La entidad sanitaria precisó que la mencionada dolencia rebasó la barrera de los dos mil 300, superando así el número de fallecidos durante el anterior peor brote de ébola, ocurrido entre 2018 y 2020.
El número de pérdidas humanas llegó a dos mil 325 y ya fueron contabilizados cuatro mil 945 casos confirmados, sobrepasando así el brote más mortífero registrado entre 2018 y 2020, cuando dos mil 299 ciudadanos perdieron la vida a consecuencia del ébola.

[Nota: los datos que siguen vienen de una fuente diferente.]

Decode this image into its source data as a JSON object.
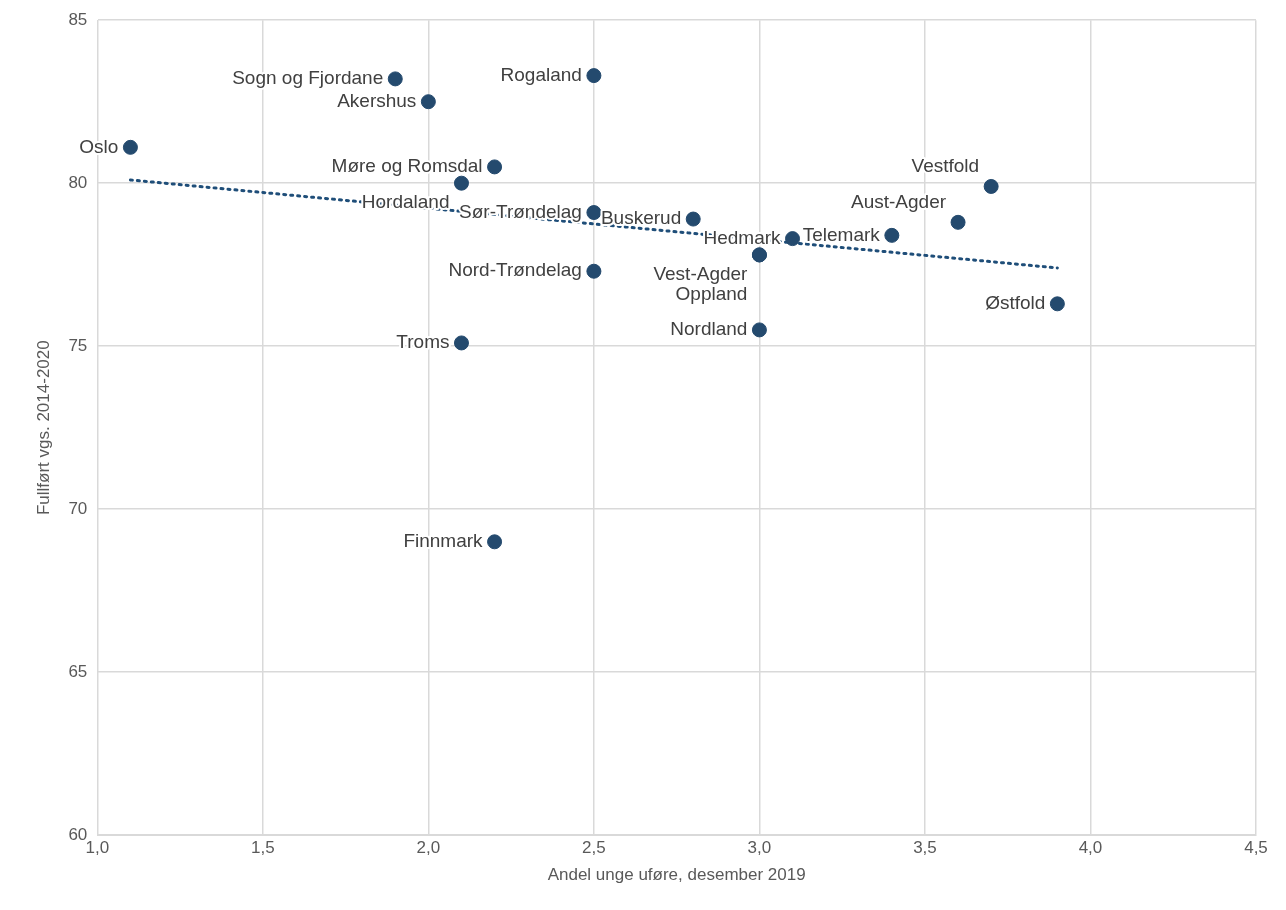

Según el informe, este es el decimoséptimo brote documentado, y la Organización Mundial de la Salud advirtió de la extrema gravedad de la situación y teme que pueda alcanzar proporciones sin precedentes.
La enfermedad del ébola es una dolencia grave, a menudo mortal, en los seres humanos. De acuerdo con la literatura médica, los virus que lo provocan pertenecen al género Orthoebolavirus de la familia Filoviridae.
Hasta la fecha fueron identificadas seis especies de Orthoebolavirus, de las cuales se sabe que tres causan grandes brotes: el Virus del Ébola, Virus del Sudán y Virus Bundibugyo.
Expertos señalan como responsables a los murciélagos frugívoros de la familia Pteropodidae, pues son huéspedes naturales del Orthoebolavirus.
El patógeno puede transmitirse a los humanos cuando las personas tienen contacto cercano con la sangre, las secreciones, los órganos u otros fluidos corporales de animales infectados, como murciélagos frugívoros, chimpancés, gorilas, puercoespines, que se encuentren enfermos o muertos en la selva tropical.
Los individuos no pueden transmitir la enfermedad antes de presentar síntomas, y siguen siendo infecciosos mientras su sangre contenga el virus.